What Donald Trump Can Learn from Canada
The thing about bullies is that, in the best-case scenario, they force their victims to declare their own agency. That’s what happened this past week with Ghazala Khan, who penned an op-ed in The Washington Post after Donald Trump callously questioned why she did not speak as she stood alongside her husband at the Democratic National Convention. For seven minutes, her husband, Khizr Khan, had delivered an unforgettable tribute to their son — an American soldier who fell in Iraq — while issuing a sharp rebuke to Trump’s peddling of Islamophobia and general xenophobia. To Trump, who has called for banning Muslim immigration, Khan was direct: “You have sacrificed nothing.”
It was a strange experience for me, watching all this as a Canadian. We Canadians have also suffered through our share of Muslim-baiting in the lead-up to elections. Last year, then-Prime Minster Stephen Harper was roundly criticized for making comments about mosques being potential breeding grounds for terrorism. The government’s pledge to create a “hotline” to report “barbaric cultural practices” was widely seen as a jab at the country’s Muslim population. As commentators have pointed out, there are already laws against violence and there are already ways to report it (dialing 911, for starters). In 2011, the government had barred women from wearing the niqab at citizenship ceremonies. As the 2015 elections approached, and promising he would outlaw the niqab among public servants, Harper went head-to-head with the Federal Court of Appeals, which had overturned the swearing-in-ceremony niqab ban. All this led Canada’s national newsmagazine to dub the 2015 race “the niqab election.”

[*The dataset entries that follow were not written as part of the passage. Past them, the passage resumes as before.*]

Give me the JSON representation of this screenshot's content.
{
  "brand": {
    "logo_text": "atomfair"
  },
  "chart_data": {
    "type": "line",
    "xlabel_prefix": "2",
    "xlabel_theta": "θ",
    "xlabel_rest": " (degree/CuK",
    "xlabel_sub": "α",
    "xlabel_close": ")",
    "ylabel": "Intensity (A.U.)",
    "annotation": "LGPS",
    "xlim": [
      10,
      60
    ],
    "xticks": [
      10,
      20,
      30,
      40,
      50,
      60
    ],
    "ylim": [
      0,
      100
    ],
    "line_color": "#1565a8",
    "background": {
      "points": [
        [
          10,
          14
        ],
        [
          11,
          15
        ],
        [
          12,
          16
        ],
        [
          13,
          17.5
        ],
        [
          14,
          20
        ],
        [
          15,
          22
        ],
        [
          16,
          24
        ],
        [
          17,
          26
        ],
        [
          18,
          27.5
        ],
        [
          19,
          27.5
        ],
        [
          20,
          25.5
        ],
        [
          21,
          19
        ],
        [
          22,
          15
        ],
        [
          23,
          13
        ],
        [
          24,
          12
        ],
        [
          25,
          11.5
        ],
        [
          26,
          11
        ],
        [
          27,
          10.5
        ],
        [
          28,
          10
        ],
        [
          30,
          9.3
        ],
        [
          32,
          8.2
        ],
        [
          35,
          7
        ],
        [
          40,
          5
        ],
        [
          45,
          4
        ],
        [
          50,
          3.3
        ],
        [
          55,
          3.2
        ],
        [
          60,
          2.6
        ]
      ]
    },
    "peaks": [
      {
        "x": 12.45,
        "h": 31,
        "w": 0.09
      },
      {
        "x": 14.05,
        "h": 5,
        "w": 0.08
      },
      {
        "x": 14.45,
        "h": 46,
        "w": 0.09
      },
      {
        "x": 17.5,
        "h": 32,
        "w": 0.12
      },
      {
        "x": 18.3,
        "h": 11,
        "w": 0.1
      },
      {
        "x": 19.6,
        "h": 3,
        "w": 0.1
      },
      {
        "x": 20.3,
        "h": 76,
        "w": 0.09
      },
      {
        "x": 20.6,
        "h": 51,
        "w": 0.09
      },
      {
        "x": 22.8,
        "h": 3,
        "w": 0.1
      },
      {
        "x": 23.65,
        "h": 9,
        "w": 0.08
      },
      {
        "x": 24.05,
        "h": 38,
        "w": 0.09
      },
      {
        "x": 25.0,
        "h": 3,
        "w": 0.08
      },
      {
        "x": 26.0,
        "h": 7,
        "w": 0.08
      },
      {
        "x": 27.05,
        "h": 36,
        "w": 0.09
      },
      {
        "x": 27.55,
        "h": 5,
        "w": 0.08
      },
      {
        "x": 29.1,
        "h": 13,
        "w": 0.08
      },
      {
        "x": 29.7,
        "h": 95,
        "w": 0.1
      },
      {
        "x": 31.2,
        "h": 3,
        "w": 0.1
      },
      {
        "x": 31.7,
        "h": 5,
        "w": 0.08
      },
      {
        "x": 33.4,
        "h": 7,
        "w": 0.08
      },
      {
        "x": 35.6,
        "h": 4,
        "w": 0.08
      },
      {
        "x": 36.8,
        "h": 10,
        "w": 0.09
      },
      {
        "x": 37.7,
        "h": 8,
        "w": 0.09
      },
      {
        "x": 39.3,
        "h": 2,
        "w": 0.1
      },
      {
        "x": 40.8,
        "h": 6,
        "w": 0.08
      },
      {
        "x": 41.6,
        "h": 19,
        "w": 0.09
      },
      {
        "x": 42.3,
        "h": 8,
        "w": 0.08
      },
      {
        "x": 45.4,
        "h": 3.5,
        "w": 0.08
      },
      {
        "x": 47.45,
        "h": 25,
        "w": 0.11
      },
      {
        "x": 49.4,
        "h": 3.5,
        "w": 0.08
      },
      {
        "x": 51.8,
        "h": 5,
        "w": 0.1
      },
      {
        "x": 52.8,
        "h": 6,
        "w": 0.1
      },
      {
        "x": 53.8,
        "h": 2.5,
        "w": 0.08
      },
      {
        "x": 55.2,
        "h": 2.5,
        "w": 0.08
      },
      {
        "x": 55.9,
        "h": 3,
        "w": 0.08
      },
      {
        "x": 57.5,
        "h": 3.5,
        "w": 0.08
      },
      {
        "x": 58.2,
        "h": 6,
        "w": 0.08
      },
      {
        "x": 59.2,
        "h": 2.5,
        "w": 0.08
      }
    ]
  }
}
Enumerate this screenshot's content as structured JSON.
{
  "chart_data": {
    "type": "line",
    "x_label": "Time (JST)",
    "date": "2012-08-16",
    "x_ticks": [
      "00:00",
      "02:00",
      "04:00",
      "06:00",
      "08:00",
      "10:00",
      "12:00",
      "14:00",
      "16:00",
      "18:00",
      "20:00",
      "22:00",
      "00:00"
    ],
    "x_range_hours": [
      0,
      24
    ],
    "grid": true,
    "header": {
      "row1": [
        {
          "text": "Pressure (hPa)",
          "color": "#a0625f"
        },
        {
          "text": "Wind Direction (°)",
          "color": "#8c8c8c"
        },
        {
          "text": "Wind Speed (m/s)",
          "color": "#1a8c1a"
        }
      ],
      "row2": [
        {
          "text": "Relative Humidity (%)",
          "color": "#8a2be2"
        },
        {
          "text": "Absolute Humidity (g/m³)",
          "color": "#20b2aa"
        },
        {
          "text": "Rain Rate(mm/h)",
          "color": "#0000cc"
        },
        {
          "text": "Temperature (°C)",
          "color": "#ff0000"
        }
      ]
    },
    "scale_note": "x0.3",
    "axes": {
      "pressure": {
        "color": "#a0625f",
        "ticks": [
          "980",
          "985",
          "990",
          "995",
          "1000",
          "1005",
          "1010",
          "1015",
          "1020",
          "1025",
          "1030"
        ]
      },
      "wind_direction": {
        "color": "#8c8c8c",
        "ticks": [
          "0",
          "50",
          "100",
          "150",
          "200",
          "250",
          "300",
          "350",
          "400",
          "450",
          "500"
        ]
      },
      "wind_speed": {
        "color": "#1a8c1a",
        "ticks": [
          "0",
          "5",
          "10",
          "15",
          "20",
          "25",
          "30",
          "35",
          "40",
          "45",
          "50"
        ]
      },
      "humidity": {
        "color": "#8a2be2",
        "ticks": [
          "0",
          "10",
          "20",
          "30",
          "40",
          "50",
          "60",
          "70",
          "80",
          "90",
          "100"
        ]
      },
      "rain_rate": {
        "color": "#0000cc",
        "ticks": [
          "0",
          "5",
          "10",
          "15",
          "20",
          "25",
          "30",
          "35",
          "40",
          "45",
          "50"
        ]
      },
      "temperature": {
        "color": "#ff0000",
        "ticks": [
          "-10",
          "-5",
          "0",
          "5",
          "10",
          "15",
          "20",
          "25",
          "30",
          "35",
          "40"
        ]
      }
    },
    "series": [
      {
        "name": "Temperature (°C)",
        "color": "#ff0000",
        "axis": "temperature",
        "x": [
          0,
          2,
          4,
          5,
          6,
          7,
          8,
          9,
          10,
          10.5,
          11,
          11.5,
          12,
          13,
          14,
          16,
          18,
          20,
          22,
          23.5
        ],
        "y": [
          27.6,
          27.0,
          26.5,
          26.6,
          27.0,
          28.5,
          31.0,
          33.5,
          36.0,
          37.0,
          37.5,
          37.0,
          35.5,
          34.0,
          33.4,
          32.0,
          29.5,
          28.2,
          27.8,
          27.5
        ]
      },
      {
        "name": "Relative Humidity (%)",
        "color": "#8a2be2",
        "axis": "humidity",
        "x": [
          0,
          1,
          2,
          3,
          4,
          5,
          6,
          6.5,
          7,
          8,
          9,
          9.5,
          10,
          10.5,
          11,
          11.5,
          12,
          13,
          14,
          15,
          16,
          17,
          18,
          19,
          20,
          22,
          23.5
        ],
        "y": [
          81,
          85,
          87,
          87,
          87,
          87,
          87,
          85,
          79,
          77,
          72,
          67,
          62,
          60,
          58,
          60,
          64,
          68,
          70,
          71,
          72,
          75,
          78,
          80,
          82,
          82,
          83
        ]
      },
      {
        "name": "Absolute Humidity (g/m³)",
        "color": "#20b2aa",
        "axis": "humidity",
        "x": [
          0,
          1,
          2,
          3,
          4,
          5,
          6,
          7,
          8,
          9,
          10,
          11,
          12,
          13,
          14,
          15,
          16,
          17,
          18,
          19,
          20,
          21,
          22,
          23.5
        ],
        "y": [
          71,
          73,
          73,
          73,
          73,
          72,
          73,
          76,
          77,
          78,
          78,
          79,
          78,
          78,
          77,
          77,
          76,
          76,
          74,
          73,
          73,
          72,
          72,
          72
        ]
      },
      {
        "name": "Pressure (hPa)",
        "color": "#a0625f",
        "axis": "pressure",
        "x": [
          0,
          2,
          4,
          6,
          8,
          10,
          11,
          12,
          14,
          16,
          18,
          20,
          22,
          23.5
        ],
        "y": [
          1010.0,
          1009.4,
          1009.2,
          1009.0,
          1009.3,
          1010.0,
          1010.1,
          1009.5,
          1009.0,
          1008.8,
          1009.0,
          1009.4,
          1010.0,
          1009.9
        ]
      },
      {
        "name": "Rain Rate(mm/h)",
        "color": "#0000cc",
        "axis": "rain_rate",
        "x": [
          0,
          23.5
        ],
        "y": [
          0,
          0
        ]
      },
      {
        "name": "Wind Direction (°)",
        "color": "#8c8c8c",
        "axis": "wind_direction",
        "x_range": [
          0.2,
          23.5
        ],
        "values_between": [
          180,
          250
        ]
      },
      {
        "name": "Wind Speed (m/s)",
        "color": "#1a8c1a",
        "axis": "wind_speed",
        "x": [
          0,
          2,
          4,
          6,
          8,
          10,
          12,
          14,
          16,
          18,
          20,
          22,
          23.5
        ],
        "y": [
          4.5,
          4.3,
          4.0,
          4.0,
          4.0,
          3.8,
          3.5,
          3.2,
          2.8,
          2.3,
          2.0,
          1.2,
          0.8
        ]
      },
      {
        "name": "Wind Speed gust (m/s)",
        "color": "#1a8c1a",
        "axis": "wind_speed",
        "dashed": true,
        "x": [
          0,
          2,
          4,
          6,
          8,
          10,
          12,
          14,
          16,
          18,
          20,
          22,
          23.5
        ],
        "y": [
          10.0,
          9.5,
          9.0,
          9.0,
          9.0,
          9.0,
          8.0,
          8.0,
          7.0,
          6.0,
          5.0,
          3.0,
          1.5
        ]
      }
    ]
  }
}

Just as Trump’s bullying pressed Ghazala Khan to speak out, politicking over the niqab led Canadian Muslim women to speak up: “The government is trying to force me to unveil myself. That is actually the oppression,” said Zunera Ishaq, who fought for her right to wear the veil at her citizenship ceremony.
By the time October rolled around, Canadian voters seemed to have tired of what became known as the “Harper style.” We ushered in a more compassionate government, a Liberal one led by Justin Trudeau.
With Canadians now clamoring to help sponsor Syrian refugees — opening wallets, hearts and homes — we have found ourselves scratching our heads at the stinginess of our wealthy neighbor to the south when it comes to welcoming those in deepest crisis. Under a Trump presidency, that stinginess promises to be joined by pettiness, meanness and a lot more bullying.
Reflecting on Khizr Khan’s challenge to Trump about personal sacrifice, Forward editor Jane Eisner writes of Israel’s compulsory national service as a model for America. While any country could benefit from unifying service projects, we must remember that the Israel Defense Forces is one of the institutions that, despite its integrationist ethic, ends up underscoring some of the most problematic social schisms in the country. It’s not uncommon, for example, to see a help-wanted sign asking for “post-army” service applicants. In the civil-rights world, that’s known as code for Arab-citizens-need-not-apply. And Israelis, of course, know all too well about social divisions being sown during elections. In the March 2015 election, Netanyahu did his own race-baiting as he encouraged his supporters to vote by announcing that “the Arabs” were coming out to the polls “in droves.”
Instead of looking to Israel as a positive counterexample to the America that prepared the ground for a Donald Trump, I’d recommend looking to Canada.
Canada is a mostly successful project in multiculturalism. Thankfully, Canadians consistently resist ugly attempts to challenge that consensus.
In theory, America’s ethos has been that of a melting pot of nations, ethnicities and creeds where no one is to be understood as any less American than her neighbor. But, whether in a calculated or chaotic way, Trump is doing all he can to undermine that ethos.
Trump, his supporters, and really all Americans would do well to remember that vilifying one subset of the citizenry chips away at the bedrock of democracy. And as Trudeau has shown with his warm embrace of Syrian refugees, a country is stronger for opening its gates to those who are suffering and who generally go on to contribute to building a better society. As a Jewish Canadian whose grandparents, fleeing the burning ground of Europe, arrived with many others at the shores of Halifax, I have lived this experience directly.
It remains to be seen whether U.S. voters will gravitate in fear toward Trump’s demagoguery or turn their backs on his very un-American spirit. Until then, we must amplify the voices, like those of the Khan family, who remind us what it means to possess pride, patriotism, dignity and strength of spirit in an adoptive country.